0

We are successfully using MATCH AGAINST in queries to search in our database, which is mostly in Czech, so we use utf8_czech_ci as default collation. We have set minimum length of query to 1 and we have disabled all the stop words.

However, consider searching for word Schedule.

When you write:

  • s : Schedule found
  • sc : nothing found
  • sch : Schedule found

It looks like it treats ch as single character (which is correct in Czech language), but certainly incorrect when we do fulltext search.

Is there a way to avoid this behaviour?

Vojtěch
  • 11,312
  • 31
  • 103
  • 173

1 Answers1

1

Yes, utf8_czech_ci treats ch as a single letter, between h and i. Č and č are equal, but come after all c. Similarly for other letters with a Caron.

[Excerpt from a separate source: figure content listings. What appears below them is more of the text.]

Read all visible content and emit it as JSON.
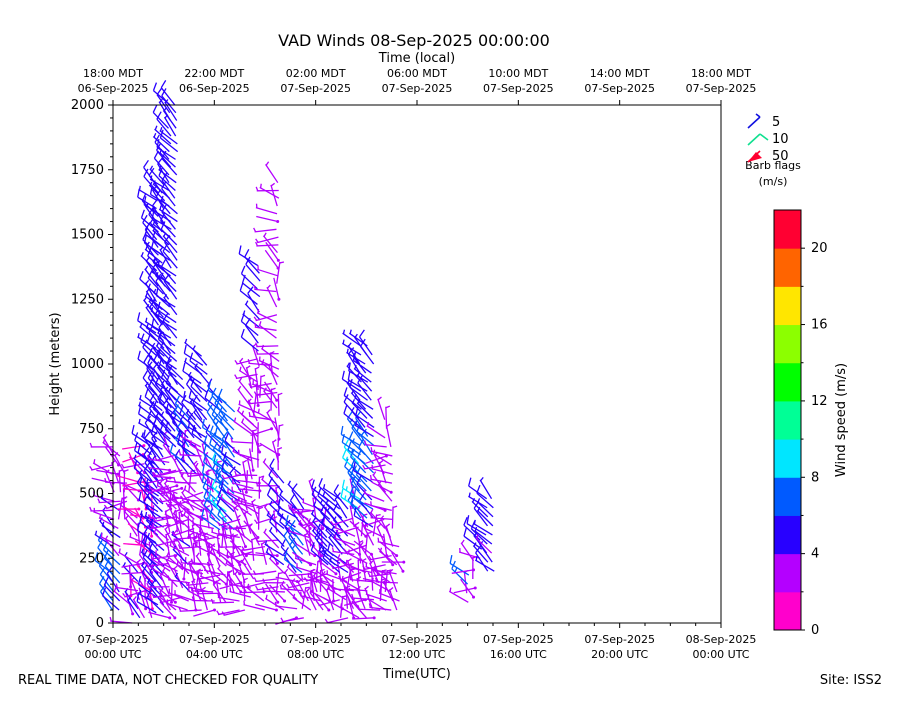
{
  "chart_data": {
    "type": "wind-barb",
    "title": "VAD Winds 08-Sep-2025 00:00:00",
    "xlabel_bottom": "Time(UTC)",
    "xlabel_top": "Time (local)",
    "ylabel": "Height (meters)",
    "ylim": [
      0,
      2000
    ],
    "y_ticks": [
      "0",
      "250",
      "500",
      "750",
      "1000",
      "1250",
      "1500",
      "1750",
      "2000"
    ],
    "x_ticks_bottom": [
      {
        "line1": "07-Sep-2025",
        "line2": "00:00 UTC"
      },
      {
        "line1": "07-Sep-2025",
        "line2": "04:00 UTC"
      },
      {
        "line1": "07-Sep-2025",
        "line2": "08:00 UTC"
      },
      {
        "line1": "07-Sep-2025",
        "line2": "12:00 UTC"
      },
      {
        "line1": "07-Sep-2025",
        "line2": "16:00 UTC"
      },
      {
        "line1": "07-Sep-2025",
        "line2": "20:00 UTC"
      },
      {
        "line1": "08-Sep-2025",
        "line2": "00:00 UTC"
      }
    ],
    "x_ticks_top": [
      {
        "line1": "18:00 MDT",
        "line2": "06-Sep-2025"
      },
      {
        "line1": "22:00 MDT",
        "line2": "06-Sep-2025"
      },
      {
        "line1": "02:00 MDT",
        "line2": "07-Sep-2025"
      },
      {
        "line1": "06:00 MDT",
        "line2": "07-Sep-2025"
      },
      {
        "line1": "10:00 MDT",
        "line2": "07-Sep-2025"
      },
      {
        "line1": "14:00 MDT",
        "line2": "07-Sep-2025"
      },
      {
        "line1": "18:00 MDT",
        "line2": "07-Sep-2025"
      }
    ],
    "legend": {
      "placement": "top-right",
      "entries": [
        {
          "label": "5",
          "color": "#1010e0"
        },
        {
          "label": "10",
          "color": "#10e090"
        },
        {
          "label": "50",
          "color": "#ff0030"
        }
      ],
      "caption_line1": "Barb flags",
      "caption_line2": "(m/s)"
    },
    "colorbar": {
      "label": "Wind speed (m/s)",
      "range": [
        0,
        22
      ],
      "ticks": [
        "0",
        "4",
        "8",
        "12",
        "16",
        "20"
      ],
      "colors": [
        "#ff00cc",
        "#b400ff",
        "#2800ff",
        "#005aff",
        "#00e6ff",
        "#00ff96",
        "#00ff00",
        "#8cff00",
        "#ffe600",
        "#ff6400",
        "#ff0032"
      ]
    },
    "columns": [
      {
        "t": 0.0,
        "h0": 50,
        "h1": 700,
        "s": [
          7,
          4,
          3
        ]
      },
      {
        "t": 0.25,
        "h0": 50,
        "h1": 650,
        "s": [
          6,
          4,
          3
        ]
      },
      {
        "t": 0.5,
        "h0": 400,
        "h1": 600,
        "s": [
          3,
          3,
          3
        ]
      },
      {
        "t": 0.75,
        "h0": 0,
        "h1": 150,
        "s": [
          3,
          3,
          2
        ]
      },
      {
        "t": 1.0,
        "h0": 20,
        "h1": 600,
        "s": [
          4,
          3,
          2
        ]
      },
      {
        "t": 1.25,
        "h0": 20,
        "h1": 700,
        "s": [
          3,
          2,
          2
        ]
      },
      {
        "t": 1.5,
        "h0": 20,
        "h1": 700,
        "s": [
          2,
          2,
          5
        ]
      },
      {
        "t": 1.75,
        "h0": 40,
        "h1": 1700,
        "s": [
          5,
          5,
          5
        ]
      },
      {
        "t": 2.0,
        "h0": 40,
        "h1": 1700,
        "s": [
          5,
          5,
          5
        ]
      },
      {
        "t": 2.25,
        "h0": 20,
        "h1": 2000,
        "s": [
          3,
          5,
          5
        ]
      },
      {
        "t": 2.5,
        "h0": 20,
        "h1": 2000,
        "s": [
          3,
          5,
          5
        ]
      },
      {
        "t": 2.75,
        "h0": 100,
        "h1": 950,
        "s": [
          3,
          3,
          5
        ]
      },
      {
        "t": 3.0,
        "h0": 50,
        "h1": 800,
        "s": [
          4,
          3,
          6
        ]
      },
      {
        "t": 3.25,
        "h0": 50,
        "h1": 800,
        "s": [
          3,
          3,
          5
        ]
      },
      {
        "t": 3.5,
        "h0": 50,
        "h1": 1050,
        "s": [
          3,
          3,
          5
        ]
      },
      {
        "t": 3.75,
        "h0": 50,
        "h1": 1000,
        "s": [
          3,
          3,
          5
        ]
      },
      {
        "t": 4.0,
        "h0": 50,
        "h1": 600,
        "s": [
          3,
          3,
          3
        ]
      },
      {
        "t": 4.25,
        "h0": 80,
        "h1": 880,
        "s": [
          3,
          7,
          6
        ]
      },
      {
        "t": 4.5,
        "h0": 80,
        "h1": 850,
        "s": [
          3,
          8,
          7
        ]
      },
      {
        "t": 4.75,
        "h0": 80,
        "h1": 840,
        "s": [
          3,
          6,
          6
        ]
      },
      {
        "t": 5.0,
        "h0": 50,
        "h1": 650,
        "s": [
          3,
          3,
          5
        ]
      },
      {
        "t": 5.25,
        "h0": 50,
        "h1": 600,
        "s": [
          3,
          3,
          3
        ]
      },
      {
        "t": 5.5,
        "h0": 100,
        "h1": 950,
        "s": [
          3,
          3,
          3
        ]
      },
      {
        "t": 5.75,
        "h0": 300,
        "h1": 1400,
        "s": [
          3,
          3,
          5
        ]
      },
      {
        "t": 6.0,
        "h0": 50,
        "h1": 300,
        "s": [
          3,
          3,
          3
        ]
      },
      {
        "t": 6.25,
        "h0": 750,
        "h1": 1000,
        "s": [
          3,
          3,
          3
        ]
      },
      {
        "t": 6.5,
        "h0": 50,
        "h1": 1700,
        "s": [
          3,
          3,
          3
        ]
      },
      {
        "t": 6.75,
        "h0": 50,
        "h1": 560,
        "s": [
          3,
          5,
          5
        ]
      },
      {
        "t": 7.25,
        "h0": 20,
        "h1": 450,
        "s": [
          3,
          6,
          5
        ]
      },
      {
        "t": 7.5,
        "h0": 20,
        "h1": 500,
        "s": [
          3,
          7,
          5
        ]
      },
      {
        "t": 7.75,
        "h0": 50,
        "h1": 450,
        "s": [
          3,
          3,
          3
        ]
      },
      {
        "t": 8.0,
        "h0": 50,
        "h1": 500,
        "s": [
          3,
          3,
          3
        ]
      },
      {
        "t": 8.25,
        "h0": 50,
        "h1": 450,
        "s": [
          3,
          3,
          3
        ]
      },
      {
        "t": 8.5,
        "h0": 50,
        "h1": 500,
        "s": [
          3,
          5,
          5
        ]
      },
      {
        "t": 8.75,
        "h0": 50,
        "h1": 500,
        "s": [
          3,
          5,
          5
        ]
      },
      {
        "t": 9.0,
        "h0": 20,
        "h1": 480,
        "s": [
          3,
          5,
          5
        ]
      },
      {
        "t": 9.25,
        "h0": 20,
        "h1": 450,
        "s": [
          3,
          5,
          5
        ]
      },
      {
        "t": 9.5,
        "h0": 20,
        "h1": 500,
        "s": [
          3,
          3,
          3
        ]
      },
      {
        "t": 9.75,
        "h0": 20,
        "h1": 1100,
        "s": [
          3,
          8,
          5
        ]
      },
      {
        "t": 10.0,
        "h0": 20,
        "h1": 1100,
        "s": [
          3,
          7,
          5
        ]
      },
      {
        "t": 10.25,
        "h0": 20,
        "h1": 1050,
        "s": [
          3,
          6,
          5
        ]
      },
      {
        "t": 10.5,
        "h0": 50,
        "h1": 200,
        "s": [
          3,
          3,
          3
        ]
      },
      {
        "t": 10.75,
        "h0": 50,
        "h1": 800,
        "s": [
          3,
          3,
          3
        ]
      },
      {
        "t": 11.0,
        "h0": 50,
        "h1": 700,
        "s": [
          3,
          3,
          3
        ]
      },
      {
        "t": 11.25,
        "h0": 50,
        "h1": 300,
        "s": [
          3,
          3,
          3
        ]
      },
      {
        "t": 11.5,
        "h0": 200,
        "h1": 250,
        "s": [
          3,
          3,
          3
        ]
      },
      {
        "t": 14.0,
        "h0": 80,
        "h1": 200,
        "s": [
          4,
          7,
          7
        ]
      },
      {
        "t": 14.25,
        "h0": 100,
        "h1": 250,
        "s": [
          3,
          3,
          3
        ]
      },
      {
        "t": 14.5,
        "h0": 250,
        "h1": 350,
        "s": [
          3,
          5,
          5
        ]
      },
      {
        "t": 14.75,
        "h0": 200,
        "h1": 480,
        "s": [
          5,
          5,
          5
        ]
      },
      {
        "t": 15.0,
        "h0": 200,
        "h1": 500,
        "s": [
          4,
          4,
          5
        ]
      }
    ]
  },
  "footer": {
    "disclaimer": "REAL TIME DATA, NOT CHECKED FOR QUALITY",
    "site": "Site: ISS2"
  }
}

This provides the collation quirks of various utf8 collations.

I would argue that your observations are correct for that collation. Is "schedule" a Czech word?

To avoid it, pick another utf8 COLLATION for the column, and rebuild the FULLTEXT index. utf8_bin and utf8_general_ci and utf8_unicode_ci are likely candidates. You may need to have two columns (and indexes) with the same text, but different collations. Then pick the column in order to control what language you want to search with.

Are you "comparing" strings? If so, the collation will make a big difference -- "say" < "see" < "sch" in Czech, but not any(?) other collation.

(utf8mb4 operates the same as utf8, at least with respect to this Question.)

Rick James
  • 135,179
  • 13
  • 127
  • 222